Geek Travel: Haunted Holly Springs
About an hour south of my home in Memphis is the historic small town of Holly Springs, Mississippi. Aside from driving through their occasionally and stopping for gas I have sadly never really thought much about this town. That changed when I began to see ads for for the Haunted Holly Springs Tour. This community having enough paranormal activity to warrant a whole ass tour was a bit unexpected but it makes sense. Northern Mississippi was a pivotal region during the Civil War and the community was hit especially hard by the Yellow Fever epidemic of 1878, so the potential is there for supernatural activity. Since I am always one to hop onto any ghost tour I signed up one night to visit the haunted sites of Holly Springs, Mississippi.
Arriving early I partook of a beer at the Apothecary, an event room in Holly Springs’ town square where guests can linger before the actual tour. To be honest, I grew concerned about what my experience of the night would entail as a group of childrens ran wild while their parents did little to nothing to calm the little monsters. As my beautiful, incredible, brilliant wife can attest, every time I go to a place I have never been before I automatically look for the available ghost tours, so this was not my first rodeo more like my 173rd rodeo. That being said I have never had children on a ghost tour, much less hyper kids who run around like maniacs. But something incredible happened once the tour actually started as Phillip Knecht, the operator and tour guide of Haunted Holly Springs, took control. With the perfect combination of knowledge and humor he commanded the attention of the entire tour group from the start. He was able to grab the attention of the laypeople as much as he did a seasoned paranormal investigator like myself. He guided us to the first stop of the night, the bluffs which overlooked where the original Springs of Holly Springs once flowed. With the supernatural origins of the town explained, we learned how during the nights the cries of small children could be heard. In fact on a recent tour, the owners of a nearby house attested that their skepticism of the paranormal came to an end when they began to hear a child crying from their upstairs bedroom while the number of actual children in their house amounted to a whopping ZERO. Bringing a nice bit of fear factor to the night, the next stop was on a street lined with historic homes where the ghost of a carnival clown has been seen numerous times over the decades. Adding greater impact to this site was the fact that Phillip proudly displayed the photo of a full-bodied apparition in full-fledged clown regalia that he had captured in the yard of a nearby home.

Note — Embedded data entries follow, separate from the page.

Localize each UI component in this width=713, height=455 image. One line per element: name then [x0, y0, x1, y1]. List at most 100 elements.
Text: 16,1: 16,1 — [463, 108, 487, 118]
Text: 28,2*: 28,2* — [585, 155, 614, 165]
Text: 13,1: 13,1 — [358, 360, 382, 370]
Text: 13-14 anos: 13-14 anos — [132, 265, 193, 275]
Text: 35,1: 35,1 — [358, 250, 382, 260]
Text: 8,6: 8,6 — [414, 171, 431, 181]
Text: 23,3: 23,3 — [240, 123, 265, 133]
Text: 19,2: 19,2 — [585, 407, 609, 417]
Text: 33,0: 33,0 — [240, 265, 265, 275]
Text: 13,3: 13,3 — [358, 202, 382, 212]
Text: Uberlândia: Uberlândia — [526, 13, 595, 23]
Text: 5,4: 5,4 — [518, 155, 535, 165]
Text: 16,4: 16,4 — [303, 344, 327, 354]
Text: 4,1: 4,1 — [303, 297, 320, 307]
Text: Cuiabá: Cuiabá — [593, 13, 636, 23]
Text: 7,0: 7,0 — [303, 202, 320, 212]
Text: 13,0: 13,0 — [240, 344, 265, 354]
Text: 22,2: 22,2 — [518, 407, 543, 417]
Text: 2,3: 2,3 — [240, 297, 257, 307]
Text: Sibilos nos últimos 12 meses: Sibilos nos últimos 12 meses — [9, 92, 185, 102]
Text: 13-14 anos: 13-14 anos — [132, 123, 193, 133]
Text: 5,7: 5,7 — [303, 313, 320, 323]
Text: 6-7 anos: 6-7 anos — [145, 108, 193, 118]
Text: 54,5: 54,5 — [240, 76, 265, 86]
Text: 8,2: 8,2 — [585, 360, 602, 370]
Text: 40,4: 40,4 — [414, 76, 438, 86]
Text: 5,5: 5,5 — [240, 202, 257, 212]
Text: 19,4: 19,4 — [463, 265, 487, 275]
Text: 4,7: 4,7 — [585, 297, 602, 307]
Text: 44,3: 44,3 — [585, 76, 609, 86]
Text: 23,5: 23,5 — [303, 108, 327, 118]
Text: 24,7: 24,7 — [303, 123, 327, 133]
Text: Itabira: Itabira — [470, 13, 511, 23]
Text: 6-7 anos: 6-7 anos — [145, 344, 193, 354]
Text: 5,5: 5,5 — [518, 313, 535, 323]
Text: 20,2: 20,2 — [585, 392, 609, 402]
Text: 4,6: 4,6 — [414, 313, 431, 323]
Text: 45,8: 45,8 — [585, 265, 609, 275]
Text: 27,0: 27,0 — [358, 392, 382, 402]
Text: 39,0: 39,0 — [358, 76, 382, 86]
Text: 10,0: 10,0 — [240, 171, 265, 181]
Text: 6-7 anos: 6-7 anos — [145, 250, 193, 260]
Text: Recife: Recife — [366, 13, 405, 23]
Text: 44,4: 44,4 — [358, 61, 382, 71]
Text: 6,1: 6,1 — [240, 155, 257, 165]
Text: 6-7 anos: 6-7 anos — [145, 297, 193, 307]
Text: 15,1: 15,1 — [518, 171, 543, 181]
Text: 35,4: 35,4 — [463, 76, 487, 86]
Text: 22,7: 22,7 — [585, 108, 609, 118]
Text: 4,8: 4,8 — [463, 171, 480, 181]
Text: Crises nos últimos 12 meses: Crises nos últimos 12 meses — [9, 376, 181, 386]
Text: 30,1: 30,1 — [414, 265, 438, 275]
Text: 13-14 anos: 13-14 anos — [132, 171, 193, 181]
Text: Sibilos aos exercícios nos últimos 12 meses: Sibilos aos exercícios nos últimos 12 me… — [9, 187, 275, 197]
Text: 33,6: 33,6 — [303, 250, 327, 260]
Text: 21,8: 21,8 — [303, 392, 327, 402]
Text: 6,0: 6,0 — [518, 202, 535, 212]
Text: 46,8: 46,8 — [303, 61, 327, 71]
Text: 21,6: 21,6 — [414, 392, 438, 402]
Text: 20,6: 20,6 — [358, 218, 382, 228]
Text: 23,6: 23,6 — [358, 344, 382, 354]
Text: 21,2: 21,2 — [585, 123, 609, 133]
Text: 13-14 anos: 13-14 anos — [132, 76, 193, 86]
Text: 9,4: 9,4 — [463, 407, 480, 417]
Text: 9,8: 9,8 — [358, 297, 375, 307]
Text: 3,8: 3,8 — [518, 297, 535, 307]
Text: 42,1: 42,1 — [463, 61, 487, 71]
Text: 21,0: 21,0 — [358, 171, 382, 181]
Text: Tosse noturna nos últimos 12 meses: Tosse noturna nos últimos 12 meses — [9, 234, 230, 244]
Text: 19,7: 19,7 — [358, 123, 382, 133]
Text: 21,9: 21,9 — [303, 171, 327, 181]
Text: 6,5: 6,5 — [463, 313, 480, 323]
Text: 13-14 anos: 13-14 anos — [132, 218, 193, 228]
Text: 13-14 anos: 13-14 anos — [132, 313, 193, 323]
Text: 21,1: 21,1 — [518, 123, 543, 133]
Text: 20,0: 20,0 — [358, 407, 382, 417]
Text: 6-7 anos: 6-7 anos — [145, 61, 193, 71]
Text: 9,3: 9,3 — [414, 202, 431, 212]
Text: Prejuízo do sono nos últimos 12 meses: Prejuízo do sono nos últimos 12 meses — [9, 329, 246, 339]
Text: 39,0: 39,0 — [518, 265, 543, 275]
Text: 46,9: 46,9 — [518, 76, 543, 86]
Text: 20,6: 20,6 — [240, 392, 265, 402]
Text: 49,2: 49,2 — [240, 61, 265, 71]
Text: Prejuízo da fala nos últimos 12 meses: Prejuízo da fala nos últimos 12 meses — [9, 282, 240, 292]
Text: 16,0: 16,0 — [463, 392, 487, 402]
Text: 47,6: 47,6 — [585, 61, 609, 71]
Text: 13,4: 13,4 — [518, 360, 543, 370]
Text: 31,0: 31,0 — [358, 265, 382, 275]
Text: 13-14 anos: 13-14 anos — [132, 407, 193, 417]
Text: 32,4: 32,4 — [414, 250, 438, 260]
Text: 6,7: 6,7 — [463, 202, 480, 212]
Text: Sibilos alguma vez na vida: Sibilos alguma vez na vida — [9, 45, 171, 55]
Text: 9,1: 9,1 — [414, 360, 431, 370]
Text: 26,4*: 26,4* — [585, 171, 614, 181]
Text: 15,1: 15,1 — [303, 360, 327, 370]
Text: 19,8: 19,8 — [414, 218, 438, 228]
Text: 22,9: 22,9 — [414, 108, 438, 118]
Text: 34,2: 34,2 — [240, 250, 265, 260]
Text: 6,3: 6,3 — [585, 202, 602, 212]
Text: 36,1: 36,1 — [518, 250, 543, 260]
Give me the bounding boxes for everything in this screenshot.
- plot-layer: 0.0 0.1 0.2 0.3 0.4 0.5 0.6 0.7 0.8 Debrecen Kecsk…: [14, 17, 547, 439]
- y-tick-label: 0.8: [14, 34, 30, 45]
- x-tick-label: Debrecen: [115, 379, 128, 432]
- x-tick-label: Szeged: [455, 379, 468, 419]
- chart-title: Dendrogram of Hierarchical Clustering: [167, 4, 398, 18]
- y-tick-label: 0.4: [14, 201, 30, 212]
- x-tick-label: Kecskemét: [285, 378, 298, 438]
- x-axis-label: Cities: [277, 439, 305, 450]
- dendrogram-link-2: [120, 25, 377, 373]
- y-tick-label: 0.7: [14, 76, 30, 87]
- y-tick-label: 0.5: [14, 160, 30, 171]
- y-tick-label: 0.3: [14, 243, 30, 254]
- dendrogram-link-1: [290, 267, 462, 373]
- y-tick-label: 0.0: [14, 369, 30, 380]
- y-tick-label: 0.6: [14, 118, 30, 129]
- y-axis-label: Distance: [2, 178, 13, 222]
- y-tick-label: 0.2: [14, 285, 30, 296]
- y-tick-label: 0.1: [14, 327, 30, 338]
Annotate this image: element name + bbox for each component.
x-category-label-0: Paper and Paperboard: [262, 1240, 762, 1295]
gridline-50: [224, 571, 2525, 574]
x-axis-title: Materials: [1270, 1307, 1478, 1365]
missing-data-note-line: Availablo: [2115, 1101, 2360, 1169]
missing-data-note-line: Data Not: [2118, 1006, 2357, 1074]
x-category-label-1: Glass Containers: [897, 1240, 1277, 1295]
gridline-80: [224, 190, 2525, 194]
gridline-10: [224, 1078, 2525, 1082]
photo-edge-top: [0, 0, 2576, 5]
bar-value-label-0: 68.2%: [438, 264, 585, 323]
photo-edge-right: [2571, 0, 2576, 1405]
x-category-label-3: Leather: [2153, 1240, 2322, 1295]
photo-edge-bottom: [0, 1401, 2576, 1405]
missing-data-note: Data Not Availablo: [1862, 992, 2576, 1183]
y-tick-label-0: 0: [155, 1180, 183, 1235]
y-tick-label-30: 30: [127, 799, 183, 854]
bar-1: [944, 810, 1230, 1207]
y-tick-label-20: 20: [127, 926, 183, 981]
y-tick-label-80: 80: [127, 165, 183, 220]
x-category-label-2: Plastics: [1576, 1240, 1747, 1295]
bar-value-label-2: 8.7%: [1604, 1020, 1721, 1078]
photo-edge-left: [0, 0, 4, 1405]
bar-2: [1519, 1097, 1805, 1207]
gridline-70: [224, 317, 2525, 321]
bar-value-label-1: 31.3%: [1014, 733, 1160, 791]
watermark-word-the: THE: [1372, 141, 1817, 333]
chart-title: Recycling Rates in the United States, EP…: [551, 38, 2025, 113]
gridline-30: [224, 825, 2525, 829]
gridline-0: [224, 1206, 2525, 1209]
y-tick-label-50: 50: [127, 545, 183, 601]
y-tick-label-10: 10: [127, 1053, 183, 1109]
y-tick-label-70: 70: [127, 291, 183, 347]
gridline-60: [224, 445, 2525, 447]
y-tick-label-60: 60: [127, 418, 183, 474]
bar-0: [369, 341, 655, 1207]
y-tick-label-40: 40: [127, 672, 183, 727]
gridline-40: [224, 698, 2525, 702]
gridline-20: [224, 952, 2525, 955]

After a top at the local museum which is haunted by a soldier from the Civil War who was killed by a protective father, the tour was led to the Yellow Fever Martyrs Museum. Once a church ran by a priest and nun who remained throughout the epidemic which hit this region of the country while so many others fled. Being someone who always carries a K2 meter with me when I know there is the potential to go to a haunted location I took notice that the device registered a few hits as Phillip began discussing the history and hauntings in this museum. There was something in this museum which lingered long after the plague had passed, Phillip explained how even the producer of a paranormal reality show which filmed at this location even felt a supernatural presence here. The next stop on the tour was possibly the biggest highlight of the night, a place usually visited by the college-aged youths and punk rock community of Memphis on late-night road trips, Graceland Too. Originally a 19th century mansion, it was purchased by eccentric Elvis-mega fan Paul Macleod in the 1970’s. He ran this private residence as a 24/7 tourist attraction for decades until he was found dead on the front porch in 2014. Not only did Macleod shuffle off this mortal coil at this strange spot, but so did his own mother as well as a potential violent thief he took care of. At this spot our tour guide Phillip played a couple of the EVPs which have been recorded here. From what can be gathered from these audio recordings from the other side, Paul Macleod’s mother still lingers in this home, but more than that the spirits here pay attention to the living who visit as one of them knew his name.
Following this we made the hike to the entire other end of the street to a historic home built in the 1830’s called Featherston Place. Now a classy wedding venue overlooking a park, Featherston Place is filled with paranormal activity thanks to years of tragedy. The most famous ghost is that of a woman who was horrid and vain in life and seems not to have changed in death. In addition to this a number of her descendants were claimed during the Yellow Fever and their souls seemingly refuse to leave. The tour came to an end at the local courthouse. It was here that a former sheriff supposedly committed suicide on the third floor….with his throat slit ear-to-ear…..while his hands were handuffed….to the floor….so maybe there were some odd circumstances surrounding this event. Not only does the former sheriff still haunt the third floor, but being a lawyer by trade Phillip has had his own encounters with this spirit none of which were pleasant.
It goes without saying that the Haunted Holly Springs tour Hill Country Hauntings was more than worth the hour drive. Holly Springs, Mississippi is one of those towns where the past refuses to fade and the spirits of the past still linger and make themselves known. Fearlessly leading us through this journey into the supernatural, Phillip proved to be the perfect tour guide for the night. In addition to this, he also offers other tours based around the darker side of Holly Springs’ history. For myself, taking the roadtrip to this charming and spooky Mississippi town may become an annual trip for me as someone who is always game for an encounter with those from the other side.